In this newsletter, we will present an overview of the regulatory regime affecting mass compulsory redundancies in Italy. In Part I we considered the position in the UK; Part II focused on Germany; Part III on France; Part IV on the Netherlands; Part V on Belgium; and Part VI considered the Spanish regime. Each of these briefings provides a quick reference guide to the most important provisions in each jurisdiction to enable Japanese companies to address the most significant timing and cost issues faced in that territory.
In Part VIII, we will outline recent developments in relation to industrial action in the UK, setting out practical guidance to follow both to prevent a strike and to minimise disruption to business once a strike has commenced.
The information contained in this series is necessarily of a general nature. If any of these issues affect your company, please contact us for assistance regarding your particular circumstances.
One might think that the law relating to mass compulsory redundancies ought to be the same in every EU country, given that it derives from a single EU Directive1 setting out in some detail what is required by each member state. In particular, the Directive specifies the following key obligations:
- Where there are "collective redundancies", an employer must consult with the workers’ representatives in good time and with a view to reaching agreement as to the terms or number of compulsory redundancies.
- The consultation must aim to avoid or minimise compulsory redundancies and to mitigate their consequences (for example by redeploying or retraining workers).
- The employer must give the representatives specified information including the reasons for the proposals, the number and category of workers to be made redundant, the proposed timescale and selection criteria and the level of redundancy payments.
- Consultation must take place with a view to reaching agreement as to the proposals so it is very important that no decisions are taken before the process commences.
- A specified period before dismissals are to take effect, the relevant government body must be notified.
However, individual member states are given discretion in a number of key areas, for example:
- how to define "collective redundancies";
- who the "representatives" are;
- whether the representatives can call on the services of experts; and
- what the remedy for breach of the terms of the Directive should be.
The Directive only sets out minimum requirements – individual member states are free to adopt laws more favourable to workers.
When do I have to consult collectively?
When a company with more than 15 employees proposes to dismiss more than five employees within a period of 120 days.
What is the consultation requirement?
You must inform and consult with the union.
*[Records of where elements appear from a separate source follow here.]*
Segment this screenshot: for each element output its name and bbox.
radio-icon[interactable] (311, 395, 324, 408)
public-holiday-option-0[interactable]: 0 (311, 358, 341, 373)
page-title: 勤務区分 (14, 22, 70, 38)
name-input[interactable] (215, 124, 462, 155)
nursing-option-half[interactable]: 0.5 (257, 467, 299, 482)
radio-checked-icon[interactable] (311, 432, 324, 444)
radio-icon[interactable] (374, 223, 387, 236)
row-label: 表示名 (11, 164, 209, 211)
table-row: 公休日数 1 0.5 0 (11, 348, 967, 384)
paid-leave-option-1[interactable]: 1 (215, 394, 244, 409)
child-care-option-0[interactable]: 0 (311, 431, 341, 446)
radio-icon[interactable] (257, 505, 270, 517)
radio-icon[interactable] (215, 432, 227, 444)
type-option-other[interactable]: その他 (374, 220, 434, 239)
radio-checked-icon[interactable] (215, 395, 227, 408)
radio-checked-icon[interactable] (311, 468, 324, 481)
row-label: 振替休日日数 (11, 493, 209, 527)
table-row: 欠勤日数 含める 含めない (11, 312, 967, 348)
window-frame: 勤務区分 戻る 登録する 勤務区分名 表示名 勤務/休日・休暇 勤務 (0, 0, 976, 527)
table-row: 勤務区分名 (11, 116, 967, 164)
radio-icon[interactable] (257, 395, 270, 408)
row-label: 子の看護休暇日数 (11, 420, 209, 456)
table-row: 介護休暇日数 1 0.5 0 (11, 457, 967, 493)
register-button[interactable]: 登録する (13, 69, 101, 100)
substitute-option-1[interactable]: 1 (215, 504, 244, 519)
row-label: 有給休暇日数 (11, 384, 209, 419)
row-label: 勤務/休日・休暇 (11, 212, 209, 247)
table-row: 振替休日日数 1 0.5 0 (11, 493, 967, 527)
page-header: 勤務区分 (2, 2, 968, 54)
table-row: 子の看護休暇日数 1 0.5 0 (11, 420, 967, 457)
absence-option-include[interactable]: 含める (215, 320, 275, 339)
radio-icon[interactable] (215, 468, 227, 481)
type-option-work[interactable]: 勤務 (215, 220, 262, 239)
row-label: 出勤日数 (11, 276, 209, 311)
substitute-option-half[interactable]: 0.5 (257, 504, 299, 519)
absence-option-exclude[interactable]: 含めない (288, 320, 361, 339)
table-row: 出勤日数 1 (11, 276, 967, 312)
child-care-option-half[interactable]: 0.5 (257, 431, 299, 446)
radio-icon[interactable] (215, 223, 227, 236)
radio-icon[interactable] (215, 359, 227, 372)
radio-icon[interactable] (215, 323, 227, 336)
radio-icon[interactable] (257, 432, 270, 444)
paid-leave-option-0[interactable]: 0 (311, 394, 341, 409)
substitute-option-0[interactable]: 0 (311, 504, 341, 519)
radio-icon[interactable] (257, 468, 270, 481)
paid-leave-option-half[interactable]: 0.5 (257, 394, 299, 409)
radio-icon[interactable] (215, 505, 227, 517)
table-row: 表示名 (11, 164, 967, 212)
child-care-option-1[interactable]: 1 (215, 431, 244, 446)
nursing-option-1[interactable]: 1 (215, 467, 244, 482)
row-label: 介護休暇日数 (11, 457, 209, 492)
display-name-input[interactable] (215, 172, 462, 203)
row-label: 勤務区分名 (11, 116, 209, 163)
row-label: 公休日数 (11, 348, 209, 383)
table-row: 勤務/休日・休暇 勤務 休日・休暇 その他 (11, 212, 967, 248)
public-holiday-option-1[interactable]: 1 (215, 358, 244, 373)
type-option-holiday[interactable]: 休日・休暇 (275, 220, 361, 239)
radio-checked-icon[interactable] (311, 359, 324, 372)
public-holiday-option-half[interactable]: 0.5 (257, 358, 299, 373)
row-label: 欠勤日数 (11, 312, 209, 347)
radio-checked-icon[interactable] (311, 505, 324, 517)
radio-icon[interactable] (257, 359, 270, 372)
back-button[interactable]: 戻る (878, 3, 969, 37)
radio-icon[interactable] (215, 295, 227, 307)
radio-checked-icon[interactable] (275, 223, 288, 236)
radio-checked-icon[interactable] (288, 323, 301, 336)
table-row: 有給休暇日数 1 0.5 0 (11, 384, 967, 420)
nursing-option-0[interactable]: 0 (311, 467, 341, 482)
The number of redundancies specified in the initial communication with the union can be decreased during the consultation period, but it cannot be increased without further consultation with the union.
How long will it take?
The whole consultation procedure takes approximately 90 days.
Within seven days of the initial communication, there will be a joint examination of the proposals between the company and the union. This joint examination should be completed within 45 days of the first meeting. If there is no agreement by this time, the labour office will call a further meeting, and the company and the union should try to reach agreement within a further 30 days.
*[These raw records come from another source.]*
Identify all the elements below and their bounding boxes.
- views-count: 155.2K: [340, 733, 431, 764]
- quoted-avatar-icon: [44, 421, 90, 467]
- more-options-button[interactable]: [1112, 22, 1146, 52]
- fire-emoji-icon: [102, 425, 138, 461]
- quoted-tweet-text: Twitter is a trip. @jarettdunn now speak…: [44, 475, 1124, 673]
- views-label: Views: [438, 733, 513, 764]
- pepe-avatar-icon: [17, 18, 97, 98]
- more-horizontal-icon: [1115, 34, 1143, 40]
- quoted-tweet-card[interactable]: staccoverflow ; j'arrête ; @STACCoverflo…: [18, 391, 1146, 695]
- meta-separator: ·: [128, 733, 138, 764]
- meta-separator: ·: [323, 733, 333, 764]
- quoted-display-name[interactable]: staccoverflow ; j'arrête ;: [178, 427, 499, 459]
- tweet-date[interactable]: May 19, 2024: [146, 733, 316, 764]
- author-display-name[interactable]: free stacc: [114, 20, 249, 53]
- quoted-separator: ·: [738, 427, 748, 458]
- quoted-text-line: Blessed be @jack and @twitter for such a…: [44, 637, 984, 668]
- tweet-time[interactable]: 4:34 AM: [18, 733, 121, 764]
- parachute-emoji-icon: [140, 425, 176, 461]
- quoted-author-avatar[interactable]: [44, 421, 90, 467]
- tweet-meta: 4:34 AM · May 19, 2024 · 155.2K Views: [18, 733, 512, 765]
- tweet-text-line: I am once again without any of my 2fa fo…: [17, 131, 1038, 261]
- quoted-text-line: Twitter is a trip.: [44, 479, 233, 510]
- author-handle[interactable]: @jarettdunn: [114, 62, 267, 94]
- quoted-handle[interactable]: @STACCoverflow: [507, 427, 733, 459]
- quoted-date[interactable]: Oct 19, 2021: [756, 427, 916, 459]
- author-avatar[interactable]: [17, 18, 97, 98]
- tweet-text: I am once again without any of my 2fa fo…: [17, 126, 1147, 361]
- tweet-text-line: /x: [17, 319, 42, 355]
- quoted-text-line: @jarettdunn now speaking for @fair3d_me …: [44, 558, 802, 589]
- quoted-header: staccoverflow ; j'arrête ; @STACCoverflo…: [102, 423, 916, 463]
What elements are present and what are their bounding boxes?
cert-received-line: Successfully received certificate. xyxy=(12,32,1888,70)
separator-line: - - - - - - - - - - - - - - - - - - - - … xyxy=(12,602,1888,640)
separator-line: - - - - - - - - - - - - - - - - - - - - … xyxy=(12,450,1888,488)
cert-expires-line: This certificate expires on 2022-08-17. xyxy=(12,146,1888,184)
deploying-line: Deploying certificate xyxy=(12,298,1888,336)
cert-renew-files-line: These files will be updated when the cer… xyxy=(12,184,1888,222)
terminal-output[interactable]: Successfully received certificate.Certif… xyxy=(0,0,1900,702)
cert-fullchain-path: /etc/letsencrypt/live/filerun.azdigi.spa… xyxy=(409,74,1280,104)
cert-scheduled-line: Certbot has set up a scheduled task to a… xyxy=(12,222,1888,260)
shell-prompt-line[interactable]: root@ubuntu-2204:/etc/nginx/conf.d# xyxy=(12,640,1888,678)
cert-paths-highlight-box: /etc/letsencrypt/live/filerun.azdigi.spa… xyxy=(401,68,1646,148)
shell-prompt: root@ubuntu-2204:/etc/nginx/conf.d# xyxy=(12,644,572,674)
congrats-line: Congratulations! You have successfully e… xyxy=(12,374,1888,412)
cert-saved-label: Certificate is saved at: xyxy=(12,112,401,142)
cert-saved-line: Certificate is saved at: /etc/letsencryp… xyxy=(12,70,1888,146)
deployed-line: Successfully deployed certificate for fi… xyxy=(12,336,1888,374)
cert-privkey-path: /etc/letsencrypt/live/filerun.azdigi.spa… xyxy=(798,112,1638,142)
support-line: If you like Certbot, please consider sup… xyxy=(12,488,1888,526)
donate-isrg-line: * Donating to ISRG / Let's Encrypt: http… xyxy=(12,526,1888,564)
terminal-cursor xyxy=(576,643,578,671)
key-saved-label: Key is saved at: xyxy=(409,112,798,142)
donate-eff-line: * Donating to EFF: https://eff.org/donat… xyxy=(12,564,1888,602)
Can unions, works councils or other representatives veto compulsory redundancy proposals?
No. The consultation period is deemed terminated after the steps set out above have been followed, even if no agreement has been reached.
What is the potential penalty for breach of the consultation requirements?
If the consultation process is not followed, the unions can attempt to obtain a court order preventing the compulsory redundancies.
What external approvals or notifications are required?
None. You must serve notice of dismissal on the relevant employees within 120 days of the end of the consultation procedure.
How do I make the individual compulsory redundancies?
You must give all employees proper notice of termination of their employment.
What severance payments will employees be entitled to?
All employees are entitled to a deferred severance payment equivalent to total annual remuneration for each year of employment divided by 13.5. The deferred severance payments must be paid into the employees' pension funds or set aside in an appropriate reserve. The employees are also entitled to receive 13th and 14th salary instalments: yearly salary in Italy is sometimes paid in 12 instalments, with "bonus" payments in December and June (the 13th and 14th instalments).
Key practical points to keep in mind
1. For those Japanese companies that are contemplating instituting a compulsory redundancy program across multiple EU jurisdictions, the following list of key practical points should be considered as a starting point:
2. Focus on the proposed redundancy timetable as early as possible – is it feasible in each jurisdiction? You may need to delay taking steps in one country until certain other steps have been completed in another. Appoint a single internal person with overall coordination responsibility.
3. Ensure any messages given to employees/employee representatives are consistent across all relevant jurisdictions – trade union or other employee representatives may liaise with colleagues in other countries.
4. Ensure any statements clearly indicate that the proposals will not be finalised until consultation is complete – for example avoid assurances to one country’s representatives that other countries will suffer just as many compulsory redundancies or that one country will be "safe" because any compulsory redundancies will take place elsewhere.
5. Ensure all documents record steps as mere proposals until the full consultation process has been completed – pay particular attention to board minutes, press announcements and written communications with employees and their representatives.
6. Check whether there are additional requirements for consultation and compensation specified in collective bargaining arrangements or pursuant to a European Works Council or other agreement.
7. Prepare a public relations strategy.